What I’m Listening To: I re-listened to a bunch of Superchunk last week, after not listening to their music in a long time. I forgot how much Here’s Where The Strings Come In rips: “I HAD A CRUSH / NOTHING WORKS OUT”, “IRON THIS ON WHEN YOU GET HOOOOOOOOOOOME!”, etc. While I’m good at keeping up with new books and movies, I’ve become horrible with keeping up with new music, so please e-mail or comment with some recommendations for recent stuff if you have any.
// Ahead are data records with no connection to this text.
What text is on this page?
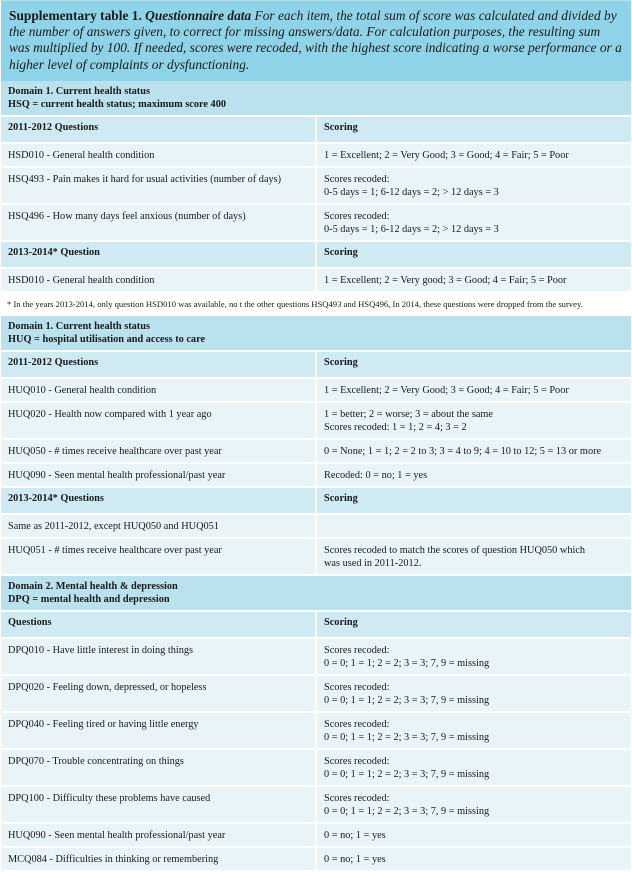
Supplementary table 1. Questionnaire data For each item, the total sum of score was calculated and divided by the number of answers given, to correct for missing answers/data. For calculation purposes, the resulting sum was multiplied by 100. If needed, scores were recoded, with the highest score indicating a worse performance or a higher level of complaints or dysfunctioning.
Domain 1. Current health status
HSQ = current health status; maximum score 400	

2011-2012 Questions	Scoring
HSD010 - General health condition	1 = Excellent; 2 = Very Good; 3 = Good; 4 = Fair; 5 = Poor

HSQ493 - Pain makes it hard for usual activities (number of days)	Scores recoded:
0-5 days = 1; 6-12 days = 2; > 12 days = 3

HSQ496 - How many days feel anxious (number of days)	Scores recoded:
0-5 days = 1; 6-12 days = 2; > 12 days = 3

2013-2014* Question	Scoring
HSD010 - General health condition	1 = Excellent; 2 = Very good; 3 = Good; 4 = Fair; 5 = Poor

* In the years 2013-2014, only question HSD010 was available, no t the other questions HSQ493 and HSQ496, In 2014, these questions were dropped from the survey.	

Domain 1. Current health status
HUQ = hospital utilisation and access to care	

2011-2012 Questions	Scoring
HUQ010 - General health condition	1 = Excellent; 2 = Very Good; 3 = Good; 4 = Fair; 5 = Poor

HUQ020 - Health now compared with 1 year ago	1 = better; 2 = worse; 3 = about the same
Scores recoded: 1 = 1; 2 = 4; 3 = 2

HUQ050 - # times receive healthcare over past year	0 = None; 1 = 1; 2 = 2 to 3; 3 = 4 to 9; 4 = 10 to 12; 5 = 13 or more

HUQ090 - Seen mental health professional/past year	Recoded: 0 = no; 1 = yes

2013-2014* Questions	Scoring
Same as 2011-2012, except HUQ050 and HUQ051	
HUQ051 - # times receive healthcare over past year	Scores recoded to match the scores of question HUQ050 which
was used in 2011-2012.

Domain 2. Mental health & depression
DPQ = mental health and depression	

Questions	Scoring
DPQ010 - Have little interest in doing things	Scores recoded:
0 = 0; 1 = 1; 2 = 2; 3 = 3; 7, 9 = missing

DPQ020 - Feeling down, depressed, or hopeless	Scores recoded:
0 = 0; 1 = 1; 2 = 2; 3 = 3; 7, 9 = missing

DPQ040 - Feeling tired or having little energy	Scores recoded:
0 = 0; 1 = 1; 2 = 2; 3 = 3; 7, 9 = missing

DPQ070 - Trouble concentrating on things	Scores recoded:
0 = 0; 1 = 1; 2 = 2; 3 = 3; 7, 9 = missing

DPQ100 - Difficulty these problems have caused	Scores recoded:
0 = 0; 1 = 1; 2 = 2; 3 = 3; 7, 9 = missing

HUQ090 - Seen mental health professional/past year	0 = no; 1 = yes

MCQ084 - Difficulties in thinking or remembering	0 = no; 1 = yes
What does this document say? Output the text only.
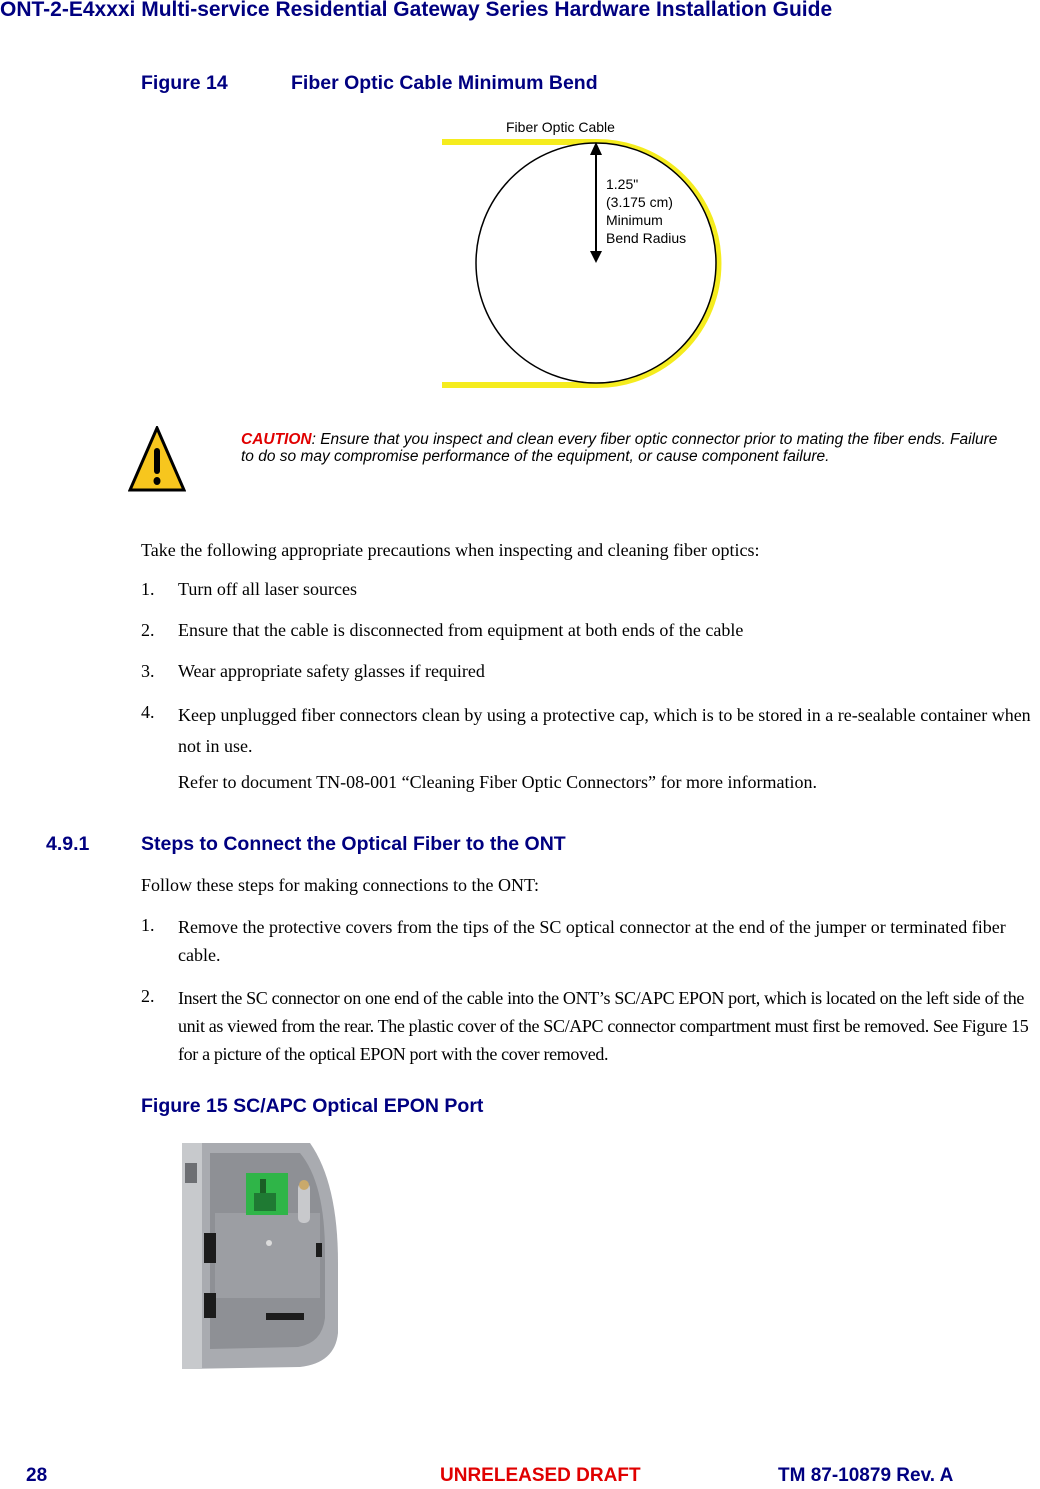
ONT-2-E4xxxi Multi-service Residential Gateway Series Hardware Installation Guide
Figure 14	Fiber Optic Cable Minimum Bend
Fiber Optic Cable
1.25"
(3.175 cm)
Minimum
Bend Radius
CAUTION: Ensure that you inspect and clean every fiber optic connector prior to mating the fiber ends. Failure to do so may compromise performance of the equipment, or cause component failure.
Take the following appropriate precautions when inspecting and cleaning fiber optics:
1. Turn off all laser sources
2. Ensure that the cable is disconnected from equipment at both ends of the cable
3. Wear appropriate safety glasses if required
4. Keep unplugged fiber connectors clean by using a protective cap, which is to be stored in a re-sealable container when not in use.
Refer to document TN-08-001 “Cleaning Fiber Optic Connectors” for more information.
4.9.1	Steps to Connect the Optical Fiber to the ONT
Follow these steps for making connections to the ONT:
1. Remove the protective covers from the tips of the SC optical connector at the end of the jumper or terminated fiber cable.
2. Insert the SC connector on one end of the cable into the ONT’s SC/APC EPON port, which is located on the left side of the unit as viewed from the rear. The plastic cover of the SC/APC connector compartment must first be removed. See Figure 15 for a picture of the optical EPON port with the cover removed.
Figure 15 SC/APC Optical EPON Port
28	UNRELEASED DRAFT	TM 87-10879 Rev. A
How I’m Feeling Now: Did anyone else have a terrible time during the last two weeks of February? Knowing that March is going to be, uh, rough, has made me try to amp up my self-care routine. I’m using a habit tracker for the first time in a long time so that I can remember to put my phone down and go outside. Real winter pandemic hours over here.
Mutual Aid Calls: Lots of calls for support here, here, and here.
Thank you for reading! If you enjoyed it, please share, like, comment, and subscribe. The next newsletter will come sometime during the week of March 14th. Take care of yourself and each other.
Ahh I am looking forward to reading this book so I can talk about it with you, and also cry! Thank you also for the links to the wedding cake and calling friends essays, they both made me ~emotional~. I am also interested in your bold decision to spell zines with an apostrophe!